Tak lama setelah pengumuman Yoon, polisi berbaris di gerbang logam putih di luar gedung Majelis Nasional di jantung kota Seoul, gedung yang oleh otoritas pariwisata negara tersebut dibingkai sebagai “simbol demokrasi Korea”.

Militer kemudian mengumumkan bahwa semua aktivitas parlemen dihentikan berdasarkan darurat militer. Namun hal itu maupun kehadiran pasukan keamanan yang ketat tidak menghentikan ribuan orang yang berkumpul di depan majelis karena kekhawatiran dan kemarahan.

Sangat mudah untuk melupakan bahwa Korea Selatan – yang kini merupakan negara demokrasi yang dinamis – pernah menghadapi otoritarianisme dalam waktu yang tidak lama lagi – negara ini baru lepas dari pemerintahan militer pada tahun 1987. Darurat militer terakhir kali diberlakukan pada tahun 1979.

Ini adalah “langkah yang tidak pernah saya duga akan terjadi di abad ke-21 di Korea Selatan,” kata mahasiswa universitas Juye Hong kepada program OS BBC World Service dari Seoul.

Perebutan

Segera setelah pengumuman mengejutkan Yoon, pemimpin oposisi Partai Demokrat Lee Jae-myung, mengadakan siaran langsung yang mendesak orang-orang untuk berkumpul di Majelis Nasional dan melakukan protes di sana.

Dia juga meminta rekan-rekannya di parlemen untuk pergi ke majelis untuk memberikan suara menolak perintah tersebut.

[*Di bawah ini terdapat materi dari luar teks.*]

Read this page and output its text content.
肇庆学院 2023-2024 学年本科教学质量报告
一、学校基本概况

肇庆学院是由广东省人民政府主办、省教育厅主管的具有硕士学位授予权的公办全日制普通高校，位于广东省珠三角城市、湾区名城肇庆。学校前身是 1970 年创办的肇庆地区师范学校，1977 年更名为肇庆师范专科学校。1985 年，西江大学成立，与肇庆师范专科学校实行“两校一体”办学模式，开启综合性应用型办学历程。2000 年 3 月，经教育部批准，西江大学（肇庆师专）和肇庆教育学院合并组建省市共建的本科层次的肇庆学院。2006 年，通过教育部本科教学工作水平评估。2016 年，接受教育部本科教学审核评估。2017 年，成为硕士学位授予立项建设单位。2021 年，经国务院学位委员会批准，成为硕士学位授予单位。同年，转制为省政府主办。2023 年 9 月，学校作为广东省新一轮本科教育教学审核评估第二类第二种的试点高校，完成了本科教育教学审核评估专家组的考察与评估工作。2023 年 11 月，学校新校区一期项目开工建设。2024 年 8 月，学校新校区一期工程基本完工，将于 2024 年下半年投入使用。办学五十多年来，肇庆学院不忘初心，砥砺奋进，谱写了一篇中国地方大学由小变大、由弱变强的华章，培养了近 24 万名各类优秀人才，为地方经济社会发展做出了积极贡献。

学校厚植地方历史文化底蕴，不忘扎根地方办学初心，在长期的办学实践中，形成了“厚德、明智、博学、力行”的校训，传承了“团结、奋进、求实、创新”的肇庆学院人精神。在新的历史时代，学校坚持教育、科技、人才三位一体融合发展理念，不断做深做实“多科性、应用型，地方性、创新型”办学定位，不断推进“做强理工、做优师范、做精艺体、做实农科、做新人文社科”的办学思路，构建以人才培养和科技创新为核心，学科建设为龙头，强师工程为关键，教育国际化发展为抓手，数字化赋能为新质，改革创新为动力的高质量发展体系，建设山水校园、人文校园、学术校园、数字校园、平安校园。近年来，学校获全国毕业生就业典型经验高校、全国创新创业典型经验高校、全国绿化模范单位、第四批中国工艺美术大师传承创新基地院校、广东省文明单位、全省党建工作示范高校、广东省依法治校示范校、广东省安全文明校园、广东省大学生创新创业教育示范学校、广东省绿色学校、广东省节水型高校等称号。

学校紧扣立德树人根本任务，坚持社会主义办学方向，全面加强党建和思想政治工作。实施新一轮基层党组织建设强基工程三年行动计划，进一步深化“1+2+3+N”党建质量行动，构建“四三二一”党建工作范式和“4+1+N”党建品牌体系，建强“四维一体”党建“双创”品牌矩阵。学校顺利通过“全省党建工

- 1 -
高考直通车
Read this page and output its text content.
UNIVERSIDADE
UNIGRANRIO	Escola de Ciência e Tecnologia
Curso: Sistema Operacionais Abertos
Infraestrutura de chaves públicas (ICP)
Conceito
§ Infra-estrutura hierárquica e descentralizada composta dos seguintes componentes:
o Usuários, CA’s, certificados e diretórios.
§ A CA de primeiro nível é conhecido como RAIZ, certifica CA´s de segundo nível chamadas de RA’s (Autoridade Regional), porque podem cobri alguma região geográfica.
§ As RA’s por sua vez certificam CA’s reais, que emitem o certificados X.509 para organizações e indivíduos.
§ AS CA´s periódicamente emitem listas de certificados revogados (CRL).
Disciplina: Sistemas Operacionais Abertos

Ratusan warga Korea Selatan merespons.

Ketegangan meningkat dengan cepat ketika lautan mantel musim dingin yang gelap dan menggembung mendorong barisan polisi yang mengenakan jaket neon, sambil meneriakkan “tidak untuk darurat militer”.

Dan ketika kendaraan-kendaraan yang membawa unit militer tiba, massa menghalangi mereka. Seorang wanita berbaring menantang di antara roda kendaraan.

Sebaliknya, keadaan normal terlihat di seluruh wilayah Seoul. Namun, kebingungan menyelimuti kota.

“Jalanan terlihat normal, orang-orang di sini tentu saja kebingungan,” kata John Nilsson-Wright, profesor di Universitas Cambridge, kepada BBC World Service dari Seoul.